The Scourge of Toxic Positivity

We all know people who are relentlessly positive. No matter what happens, they always seem to find the bright side and remain upbeat. While there is nothing wrong with having a positive attitude, there is such a thing as being too positive. When someone has toxic positivity, their relentless cheerfulness begins to wear on others and can actually be harmful to their mental health.

In this blog post, I will discuss what toxic positivity is, different forms it can take, and why it’s bad for you. I will also provide tips on how you can identify and overcome toxic positivity in your life.

So, what exactly is toxic positivity?

Toxic positivity is when someone excessively focuses on the bright side to the point where they ignore their own negative emotions and the negative emotions of others. It’s a way of thinking that downplays any negativity and encourages people to just “suck it up” or “look on the bright side.”

Toxic positivity can take many different forms. For example, someone might tell you to “just be happy” when you confide in them about something that’s bothering you. Or they might say things like “everything happens for a reason” or “you should be grateful for what you have.”

On the surface, these phrases may seem harmless or even helpful. But when you say them to someone who is dealing with real pain, they can be hurtful and dismissive.

Toxic positivity can also manifest as always looking on the bright side, no matter what the situation is. This might look like pretending everything is okay when it’s clearly not, or putting up a false front of happiness.

Why is toxic positivity bad for you?

Toxic positivity is harmful for a few reasons.

First, it invalidates someone’s emotions and experiences. When you tell someone to “just be happy,” you are essentially telling them that their feelings are wrong or unimportant. This can lead to people feeling like they have to suppress their emotions, which is not healthy.

Second, toxic positivity can prevent people from seeking help or support. If someone is always putting on a brave face, they might not reach out for help even when they are struggling. This can lead to serious mental health problems down the road.

Finally, toxic positivity can be exhausting. Constantly having to put on a happy face is not sustainable, and it can eventually lead to burnout.

Signs to look out for

How can you tell if you or someone you know is being too positive? Here are some signs to look out for:

  • Downplaying your own emotions or the emotions of others
  • You avoid talking about difficult topics because you don’t want to bring anyone down
  • You are always the one trying to cheer people up, even when you’re not feeling great yourself
  • Putting on a false front of happiness, even when you’re struggling
  • Feeling exhausted from always being positive

If you find yourself exhibiting any of these signs, it might be time to take a step back and reassess your attitude.

How to overcome toxic positivity

Toxic positivity is not something that you have to live with. There are steps you can take to overcome it.

First, try to be more aware of your own emotions and the emotions of others. When you are feeling down, allow yourself to feel those emotions instead of pushing them away. And when someone confides in you about something that’s bothering them, resist the urge to tell them to “look on the bright side.”

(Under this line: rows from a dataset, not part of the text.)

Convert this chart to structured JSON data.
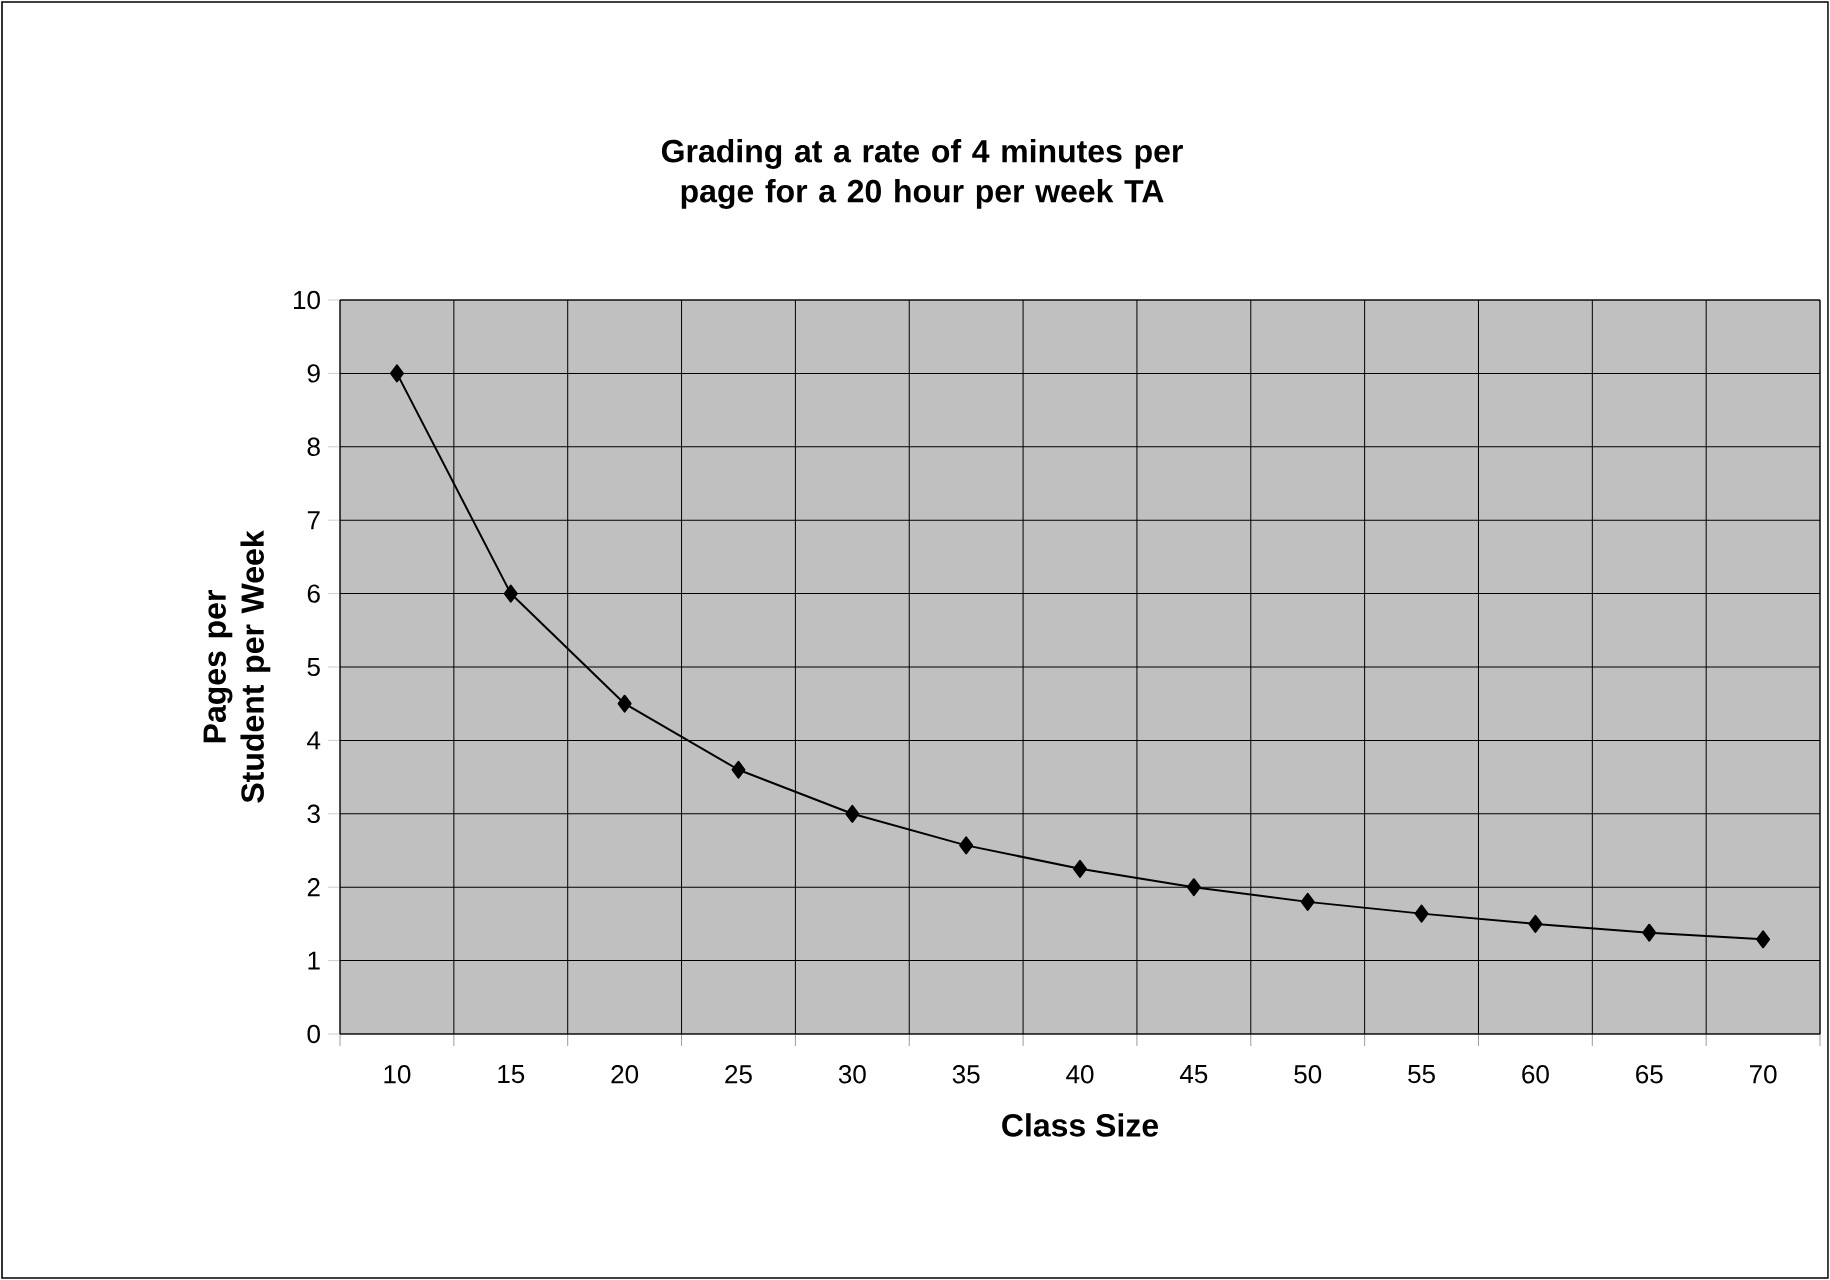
{
  "chart_data": {
    "type": "line",
    "title": "Grading at a rate of 4 minutes per page for a 20 hour per week TA",
    "xlabel": "Class Size",
    "ylabel": "Pages per Student per Week",
    "categories": [
      "10",
      "15",
      "20",
      "25",
      "30",
      "35",
      "40",
      "45",
      "50",
      "55",
      "60",
      "65",
      "70"
    ],
    "series": [
      {
        "color": "#000000",
        "values": [
          9,
          6,
          4.5,
          3.6,
          3,
          2.57,
          2.25,
          2,
          1.8,
          1.64,
          1.5,
          1.38,
          1.29
        ]
      }
    ],
    "ylim": [
      0,
      10
    ],
    "yticks": [
      0,
      1,
      2,
      3,
      4,
      5,
      6,
      7,
      8,
      9,
      10
    ],
    "grid": true,
    "marker": "diamond",
    "line_style": "solid"
  }
}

Second, try to focus on realistic positivity. This means looking for the silver lining in difficult situations without downplaying the negative aspects. For example, instead of telling yourself “everything happens for a reason,” try to focus on what you can learn from the situation.

Finally, make sure to take care of yourself both mentally and physically. This means taking breaks when you need them, setting boundaries, and saying no when you need to.